FBN1 is the major microfibril component in adults. Mutations in FBN1 typically cause Marfan syndrome. Mutations in the ADAMTS10 and ADAMTS-like genes damage microfibrils, causing similar symptoms. The overlapping disease spectra suggested fibrillin microfibrils formed ab initio are not fully functional, rather, ADAMTS proteins play a crucial role in regulating microfibril formation. The interactions between ADAMTS10 and FBN1 had been reported in the extracellular matrix of cultured fibroblasts [18]. However, the exact function of ADAMTS17 is unknown. One thing which deserves attention is that ADAMTS10 and ADAMTS17 share a similar domain structure, characterized by a highly homologous N-terminal protease domain and a C-terminal ancillary domain. Therefore, we suggest the role of ADAMTS17 may involve the formation and maintenance of microfibrils. Further study of this is warranted.

Since WMS and WMS-like syndrome are severe illnesses, the genetic bases merit clarification. These include the ADAMTS, FBN, LBP superfamilies. How these mutations change metabolic pathways remains unclear. At present, no accepted treatments are known.

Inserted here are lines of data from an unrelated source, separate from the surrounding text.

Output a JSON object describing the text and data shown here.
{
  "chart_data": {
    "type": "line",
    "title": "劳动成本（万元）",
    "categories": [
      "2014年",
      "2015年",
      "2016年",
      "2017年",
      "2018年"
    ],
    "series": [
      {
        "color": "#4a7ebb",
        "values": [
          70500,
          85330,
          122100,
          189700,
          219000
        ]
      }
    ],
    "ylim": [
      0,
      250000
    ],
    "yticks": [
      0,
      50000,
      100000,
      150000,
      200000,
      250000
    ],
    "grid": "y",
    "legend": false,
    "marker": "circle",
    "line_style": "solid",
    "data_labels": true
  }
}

Differences among dog breeds provide a model to study the function of ADAMTS proteins and their contribution to pathology [19]. GWAS identified a Primary Open Angle Glaucoma (POAG associated 4.9 Mb inversion disrupting ADAMTS17 in the Petit Basset Griffon Vendéen dog breed [20]. Different independent mutations in ADAMTS superfamily may be occur in different breeds [21]. The genetic heterogeneity in specific dog breed and difference in ADAMTS superfamily may be the result of molecular evolution.

In conclusion, we report for the first time a nonsense mutation (c.1051A>T) in ADAMTS17 as a cause of WMS. Prior reports indicate other WMS-inducing mutations in this gene, including splice-site mutations (c.873+1 G>T [22] and c.1721+1G>A [4], indels (including c.2458_2459insG [4], c.652delG [23] and a 106.96 Kb deletion containing exon 1–3 regions [24], and a missense mutation c.760C>T [4] was identified in ADAMTS17 gene with WMS or WMS-like syndrome. Our study further underscores the importance of ADAMTS17 in normal growth and development and increases the total number of reported canine ADAMTS17 mutations to seven.